Thursday, 18 July, 2019
Whether they find their spouse through arranged marriage like their parents, or on their own, morans (warriors) in the Samburu community are intransigent about one criterion for their future bride: she needs to be “cut”. The cut, also known as Female Genital Mutilation and Cutting (FGM/C), is a highly prevalent cultural practice within the Samburu, a nomadic pastoralist group living in Northern Kenya, with prevalence rate more than four times higher than the national average (90%1 compared to 21%). These clans consider FGM/C a crucial rite of passage to womanhood and have refused to abandon it despite governmental and non-governmental interventions, including the passage of the Prohibition of FGM/C Act of 2011.
When 21-year old Moses Leakayo and 24-year old Salim Lekiale, two Samburu morans, were invited by Koota Injena to join a dialogue session on FGM/C, Child Early and Forced Marriage (CEFM) and the value of the girl, they were expecting another “lecture” from “foreigners” on the dangers of harmful cultural practices. But this time, they witnessed something different. That dialogue was part of a new initiative funded by USAID, which positively engages youth as one of the levers to challenge gender inequitable norms supportive of CEFM, FGM/C and low value of the girl. The pilot activity, through adult and youth facilitators that are actual members of the targeted community, identifies and trains champions in each sex and age group on the negative health, socio-economic and penal consequences of FGM/C and CEFM and later teaches them facilitation techniques to hold discussions between different groups and generations who might have opposing views.
“The tone of the facilitators was respectful, and we did not feel attacked. These were members of our community whom we knew well. We already knew some of the health effects of FGM/C but learned so much more that by the end of the meeting, we
volunteered to become youth champions” explain Moses. He adds: “I have two sisters and did my best to protect them from the cut despite clan’s pressure. To show everyone my commitment to protect our girls, I vowed to only marry an uncut woman”.
Salim admits that he had already been married to his wife, who is cut, when he became a champion, but is determined to protect his two-year old daughter. Both agree that their peers are still divided on the question of FGM/C and so are the elders. “Some of them are still adamant on the cut and I use other elders to respectfully approach them through dialogue,” Salim adds.
Last year, both Moses and Salim were able to intervene and rescue an 11-year-old girl at risk of CEFM who was later taken to Samburu Girls Foundation Rescue Centre. They find out about the girl when they were invited to her actual wedding, as Morans are the first group to be gathered during Samburu cultural ceremonies.

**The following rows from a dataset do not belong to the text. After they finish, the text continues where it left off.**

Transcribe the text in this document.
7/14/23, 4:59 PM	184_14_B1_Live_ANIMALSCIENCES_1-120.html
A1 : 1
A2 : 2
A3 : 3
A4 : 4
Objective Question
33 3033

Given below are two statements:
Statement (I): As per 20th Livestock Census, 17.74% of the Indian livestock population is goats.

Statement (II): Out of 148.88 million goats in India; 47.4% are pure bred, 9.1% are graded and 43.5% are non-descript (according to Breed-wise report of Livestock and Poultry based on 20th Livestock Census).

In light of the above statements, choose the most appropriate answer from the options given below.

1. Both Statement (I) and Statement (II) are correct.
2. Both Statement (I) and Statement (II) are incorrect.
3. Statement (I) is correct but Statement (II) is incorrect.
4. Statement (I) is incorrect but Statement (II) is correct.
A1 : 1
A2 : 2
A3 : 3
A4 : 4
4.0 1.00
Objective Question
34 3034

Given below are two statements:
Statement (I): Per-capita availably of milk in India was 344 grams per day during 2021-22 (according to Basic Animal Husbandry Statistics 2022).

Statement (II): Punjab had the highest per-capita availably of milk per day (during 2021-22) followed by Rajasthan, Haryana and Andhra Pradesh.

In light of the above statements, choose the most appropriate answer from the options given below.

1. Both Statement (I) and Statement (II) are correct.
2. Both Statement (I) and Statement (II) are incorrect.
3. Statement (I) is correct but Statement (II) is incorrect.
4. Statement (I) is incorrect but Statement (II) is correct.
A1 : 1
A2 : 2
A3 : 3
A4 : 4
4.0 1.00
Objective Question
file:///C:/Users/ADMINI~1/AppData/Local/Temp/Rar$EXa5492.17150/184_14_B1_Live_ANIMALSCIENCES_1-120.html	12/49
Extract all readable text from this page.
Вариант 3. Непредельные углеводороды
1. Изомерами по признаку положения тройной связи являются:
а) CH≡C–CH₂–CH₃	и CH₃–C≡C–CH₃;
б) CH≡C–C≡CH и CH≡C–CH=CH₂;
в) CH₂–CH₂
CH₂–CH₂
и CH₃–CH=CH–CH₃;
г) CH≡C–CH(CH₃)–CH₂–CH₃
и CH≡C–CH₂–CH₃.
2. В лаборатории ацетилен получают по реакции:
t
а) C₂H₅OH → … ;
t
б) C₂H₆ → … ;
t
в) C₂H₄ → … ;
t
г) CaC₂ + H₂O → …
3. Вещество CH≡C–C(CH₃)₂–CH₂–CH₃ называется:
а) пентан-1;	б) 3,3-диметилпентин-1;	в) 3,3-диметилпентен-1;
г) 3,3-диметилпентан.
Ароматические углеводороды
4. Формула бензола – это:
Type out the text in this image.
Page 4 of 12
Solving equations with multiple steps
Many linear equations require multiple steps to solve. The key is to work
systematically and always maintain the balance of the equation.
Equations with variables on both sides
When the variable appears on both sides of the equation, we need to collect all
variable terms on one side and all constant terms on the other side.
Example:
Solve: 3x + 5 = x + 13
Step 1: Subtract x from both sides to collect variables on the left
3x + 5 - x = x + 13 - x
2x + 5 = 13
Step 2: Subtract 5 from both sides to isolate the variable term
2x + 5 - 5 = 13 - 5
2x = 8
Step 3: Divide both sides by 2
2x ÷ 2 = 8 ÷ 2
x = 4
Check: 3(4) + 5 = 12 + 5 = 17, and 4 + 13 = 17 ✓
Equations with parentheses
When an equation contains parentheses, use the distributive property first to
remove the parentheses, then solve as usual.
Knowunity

Koota Injena is a three years (2017-2020) USAID-funded proof of concept activity designed to implement and test the effectiveness of engaging clan elders, community leaders, and members, of using intergenerational dialogue and of strengthening positive youth and male engagement as levers to change norms and behaviours for the abandonment of CEFM, FGM/C and low value of the girl among the 40 clans of Samburu (nine clans), Borana (seventeen clans), Rendille (nine clans) and Gabbra (five clans) communities in Samburu and Marsabit Counties.